Rayhana, who's sold prickly pears for years, commented, “I like to buy this fruit rather than other fruits because it's profitable and requires no more capital, as is the case with other fruits.

“I support a large family selling this fruit because we don't have a man to support us,” Rayhana added.

A strange tree

The prickly pear tree is a strange, yet surprising tree at the same time. It's strange because it's thorny, beginning from its trunk and stems and ending with its leaves. Its thorns are thick and sharp, becoming thicker at the stems, and its leaves are thick and large, some of which are 40-50 cm.

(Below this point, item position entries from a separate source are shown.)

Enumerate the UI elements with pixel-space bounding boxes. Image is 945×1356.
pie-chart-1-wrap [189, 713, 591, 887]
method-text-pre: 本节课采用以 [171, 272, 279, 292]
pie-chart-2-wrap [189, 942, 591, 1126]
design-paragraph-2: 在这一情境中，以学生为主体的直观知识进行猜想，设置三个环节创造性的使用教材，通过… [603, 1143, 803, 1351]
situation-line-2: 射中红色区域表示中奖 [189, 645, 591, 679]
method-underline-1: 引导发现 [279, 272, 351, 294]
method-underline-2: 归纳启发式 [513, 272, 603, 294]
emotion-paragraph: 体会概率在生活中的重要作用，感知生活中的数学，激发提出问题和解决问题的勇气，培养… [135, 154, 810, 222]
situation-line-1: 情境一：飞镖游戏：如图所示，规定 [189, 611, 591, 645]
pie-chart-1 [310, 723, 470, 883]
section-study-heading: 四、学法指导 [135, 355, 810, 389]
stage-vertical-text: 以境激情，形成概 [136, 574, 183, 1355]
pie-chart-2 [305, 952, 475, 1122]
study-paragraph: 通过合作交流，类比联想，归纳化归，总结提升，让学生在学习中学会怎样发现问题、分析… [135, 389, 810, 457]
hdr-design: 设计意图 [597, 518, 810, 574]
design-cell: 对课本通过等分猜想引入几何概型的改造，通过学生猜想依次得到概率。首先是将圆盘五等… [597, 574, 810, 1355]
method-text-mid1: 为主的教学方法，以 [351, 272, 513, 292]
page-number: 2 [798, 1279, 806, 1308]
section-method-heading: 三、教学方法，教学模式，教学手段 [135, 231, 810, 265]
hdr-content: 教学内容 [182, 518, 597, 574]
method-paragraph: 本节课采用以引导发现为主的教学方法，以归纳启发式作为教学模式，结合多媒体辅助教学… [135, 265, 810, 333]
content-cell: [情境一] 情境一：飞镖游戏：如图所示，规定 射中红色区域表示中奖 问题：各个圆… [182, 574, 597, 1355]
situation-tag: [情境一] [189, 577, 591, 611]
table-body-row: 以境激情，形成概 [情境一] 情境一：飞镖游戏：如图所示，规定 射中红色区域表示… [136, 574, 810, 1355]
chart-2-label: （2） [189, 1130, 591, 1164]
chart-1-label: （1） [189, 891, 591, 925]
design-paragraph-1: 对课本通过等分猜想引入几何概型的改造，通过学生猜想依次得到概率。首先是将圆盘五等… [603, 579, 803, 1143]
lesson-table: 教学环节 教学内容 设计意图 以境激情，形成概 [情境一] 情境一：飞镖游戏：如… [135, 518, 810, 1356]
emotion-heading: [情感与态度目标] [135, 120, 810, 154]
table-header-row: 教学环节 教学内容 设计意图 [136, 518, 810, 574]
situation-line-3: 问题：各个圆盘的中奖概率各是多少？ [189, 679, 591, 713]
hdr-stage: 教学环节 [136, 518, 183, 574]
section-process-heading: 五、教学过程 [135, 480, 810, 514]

Approximately 80 to 90 percent of a prickly pear tree consists of leaves, which are a food source for some animals who feed on them, not caring about the thorns. Prickly pear leaves are rich in protein, minerals and water.

Close relationship

What's surprising about this tree is its ability to endure long periods of drought and its ability to adapt itself to the environment in which it exists. It grows in hilly areas with heights and valleys, particularly rocky areas. No one knows which is tougher: the rock or the prickly pear and no one knows the nature of the relationship between them.

Prickly pear trees grow by themselves and are of secondary importance, despite the fact that everyone likes prickly pear fruit. Poor and fixed-income families recently have paid great attention to prickly pear trees.

In order to grow, prickly pear trees completely depend upon rain falling over intervals of time – man has nothing to do with their growth, as they store water in their leaves. When prickly pear fruit ripens, rural area residents collect them in baskets to be marketed in towns. Such locals can receive a good return with little effort or pain.